Positions of power, money, and visibility are increasingly being funneled away from Black artists towards white gatekeepers. Most people in the world of beatmaking and instrumental hip-hop seem to be aware this is happening based on conversations I’ve had. Yet, it continues.
Is this not, by definition, white supremacy?
And if white people (like me) notice and feel concerned about this problem, how concerned can we really be if we’re not actively trying to dismantle and rebuild the system?
The behavior of the previously mentioned record label really underscores how disconnected many gatekeepers are. People who actually care and want to flip the system need to spearhead change.

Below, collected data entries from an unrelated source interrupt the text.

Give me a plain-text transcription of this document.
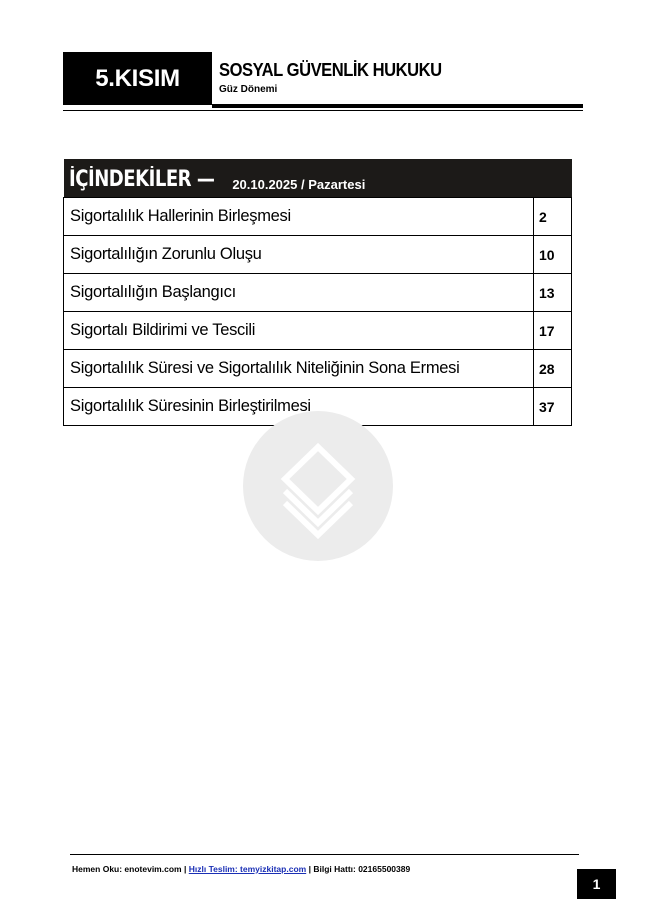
5.KISIM SOSYAL GÜVENLİK HUKUKU
Güz Dönemi
İÇİNDEKİLER — 20.10.2025 / Pazartesi
Sigortalılık Hallerinin Birleşmesi	2
Sigortalılığın Zorunlu Oluşu	10
Sigortalılığın Başlangıcı	13
Sigortalı Bildirimi ve Tescili	17
Sigortalılık Süresi ve Sigortalılık Niteliğinin Sona Ermesi	28
Sigortalılık Süresinin Birleştirilmesi	37
Hemen Oku: enotevim.com | Hızlı Teslim: temyizkitap.com | Bilgi Hattı: 02165500389
1
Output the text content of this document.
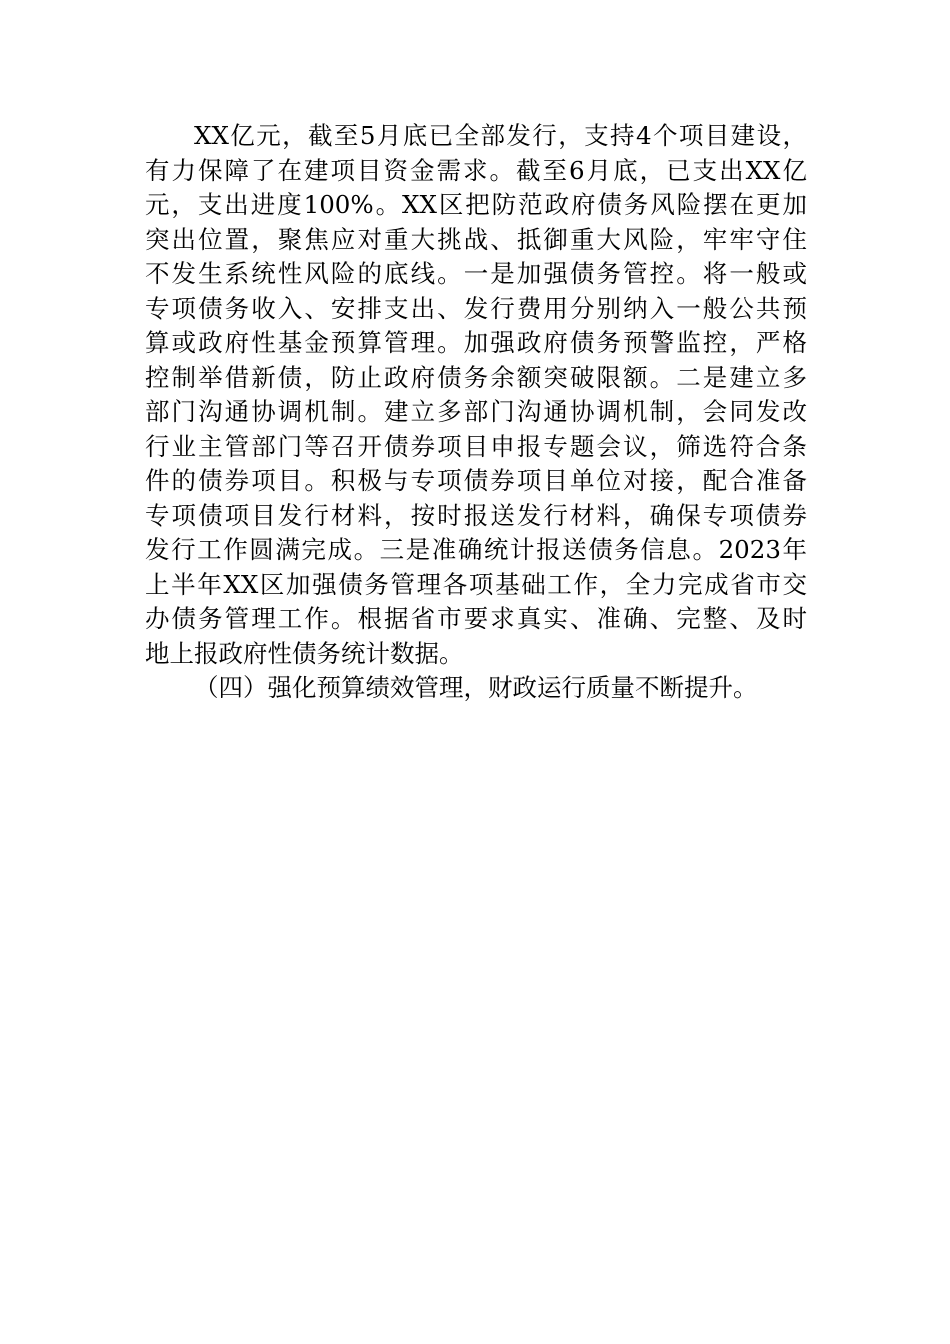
XX亿元，截至5月底已全部发行，支持4个项目建设，
有力保障了在建项目资金需求。截至6月底，已支出XX亿
元，支出进度100%。XX区把防范政府债务风险摆在更加
突出位置，聚焦应对重大挑战、抵御重大风险，牢牢守住
不发生系统性风险的底线。一是加强债务管控。将一般或
专项债务收入、安排支出、发行费用分别纳入一般公共预
算或政府性基金预算管理。加强政府债务预警监控，严格
控制举借新债，防止政府债务余额突破限额。二是建立多
部门沟通协调机制。建立多部门沟通协调机制，会同发改
行业主管部门等召开债券项目申报专题会议，筛选符合条
件的债券项目。积极与专项债券项目单位对接，配合准备
专项债项目发行材料，按时报送发行材料，确保专项债券
发行工作圆满完成。三是准确统计报送债务信息。2023年
上半年XX区加强债务管理各项基础工作，全力完成省市交
办债务管理工作。根据省市要求真实、准确、完整、及时
地上报政府性债务统计数据。
（四）强化预算绩效管理，财政运行质量不断提升。
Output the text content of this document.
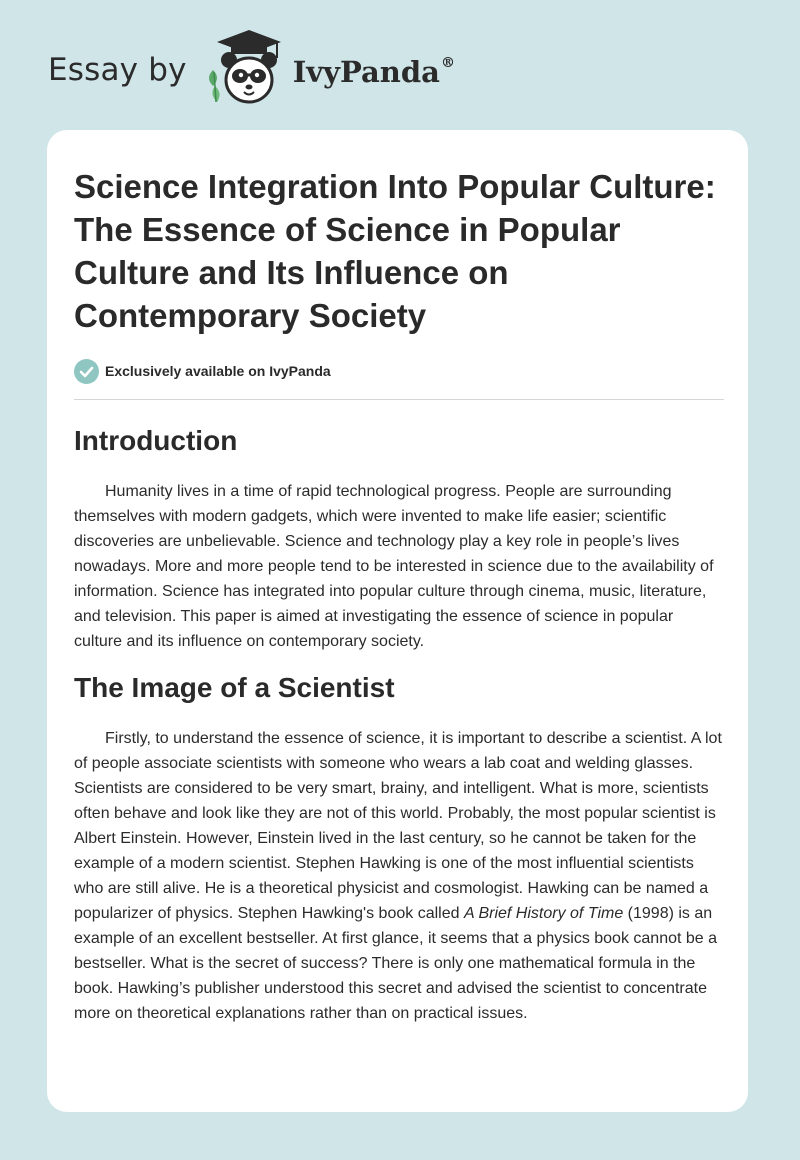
Essay by	IvyPanda®
Science Integration Into Popular Culture: The Essence of Science in Popular Culture and Its Influence on Contemporary Society
Exclusively available on IvyPanda
Introduction

Humanity lives in a time of rapid technological progress. People are surrounding themselves with modern gadgets, which were invented to make life easier; scientific discoveries are unbelievable. Science and technology play a key role in people’s lives nowadays. More and more people tend to be interested in science due to the availability of information. Science has integrated into popular culture through cinema, music, literature, and television. This paper is aimed at investigating the essence of science in popular culture and its influence on contemporary society.

The Image of a Scientist

Firstly, to understand the essence of science, it is important to describe a scientist. A lot of people associate scientists with someone who wears a lab coat and welding glasses. Scientists are considered to be very smart, brainy, and intelligent. What is more, scientists often behave and look like they are not of this world. Probably, the most popular scientist is Albert Einstein. However, Einstein lived in the last century, so he cannot be taken for the example of a modern scientist. Stephen Hawking is one of the most influential scientists who are still alive. He is a theoretical physicist and cosmologist. Hawking can be named a popularizer of physics. Stephen Hawking's book called A Brief History of Time (1998) is an example of an excellent bestseller. At first glance, it seems that a physics book cannot be a bestseller. What is the secret of success? There is only one mathematical formula in the book. Hawking’s publisher understood this secret and advised the scientist to concentrate more on theoretical explanations rather than on practical issues.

I promise to learn more about and better address these issues in rap music, instrumental hip-hop, streaming services, and music journalism while weighing my own place in this problematic system. If you’re white and you’re reading this, and you exist in these spaces because Black artists/editors/writers welcomed you, I urge you to do the same.
We cannot continue to build a model that profits off of the artistry and creativity of Black musicians while excluding them at every level.
If you want to get involved after reading this, find Black activists and organizations on social media and follow them. Learn about/join/support local organizations in your community. Read lots of books.
And if you want to support people who are out demonstrating right now, here is a list of bail funds.
In my attempt to be better and do more, I will get it wrong sometimes. I urge you to hold me accountable when I do and pull no punches.
Also, I am more than open to feedback about how I can best use my writing, my voice, and my platform to address the issues I’ve written about today. Please share your thoughts with me if you have them.